Cultural exchange operates in the literature as an implied baseline for clarifying the inequalities involved in the other conditions of appropriation and is generally assumed to be a nonexistent ideal. Cultural domination, in contrast, highlights the asymmetries under which acts of appropriation occur. Although many approaches to this set of conditions emphasize the power of the dominant to impose its culture on subordinated peoples, cultural dominance as a condition nevertheless requires attention to how the targets of cultural imposition negotiate their relationship to the dominant culture through a variety of appropriative tactics. Extending this implication, cultural resistance, a form of appropriation that occurs under the conditions of cultural dominance, highlights the agency and inventiveness of subordinated peoples by examining how they appropriate dominant cultural elements for resistive ends.

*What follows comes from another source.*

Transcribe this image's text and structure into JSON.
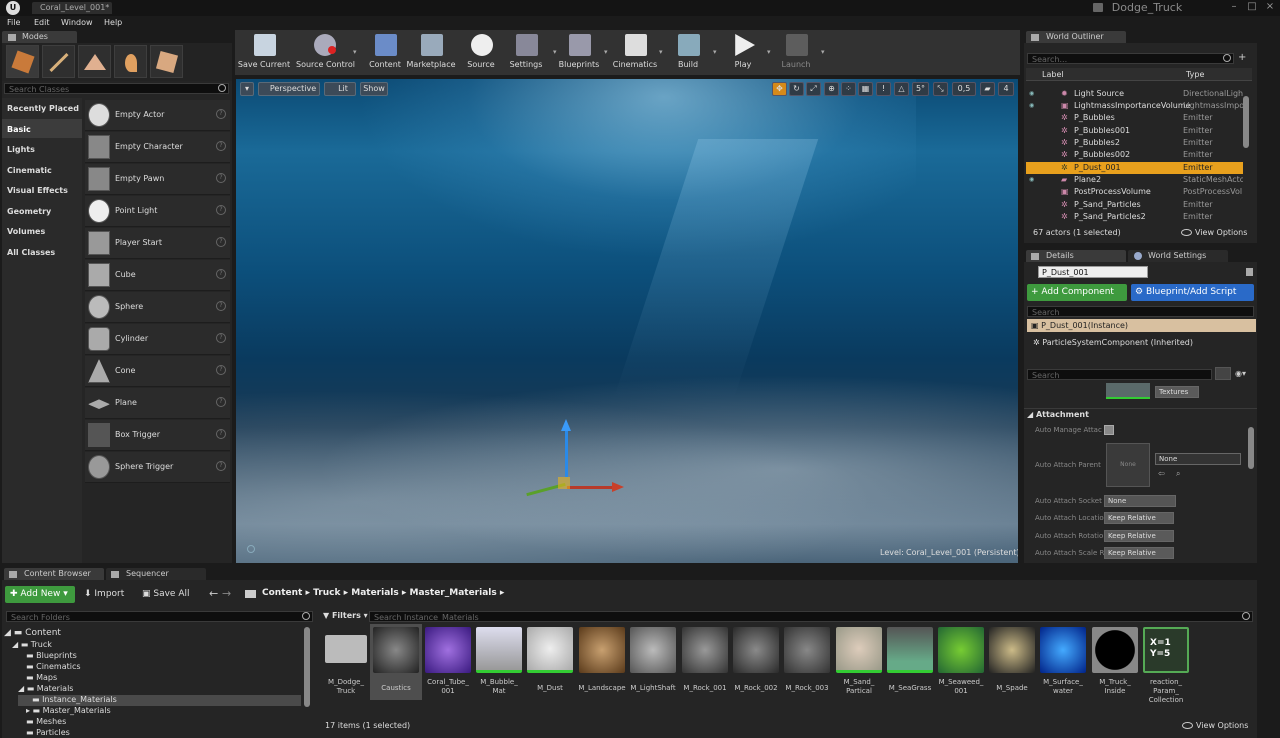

Resistance through appropriation, however, demonstrates the ‘‘impurity’’ of acts of resistance and of culture itself. Cultural exploitation focuses on the commodification and incorporation of elements of subordinated cultures. However, in defending the rights of subordinated peoples to protect the integrity of their culture and to control its use, most of the discourse of cultural exploitation operates from a model of culture as clearly bounded and distinct, as singular and organic. Such a model of culture is not only empirically questionable but also complicit in the subordination of ‘‘primitive’’ cultures. Transculturation further questions the validity of an essentialist model of distinct cultures that merely engage in appropriation, highlighting appropriation and hybridity as constitutive of culture, reconceptualized as an intersectional phenomenon. Although the literature on transculturation is grounded in the conditions of globalization and transnational capitalism, the implications of transculturation question the assumptions of the previous three categories in both contemporary and historical contexts.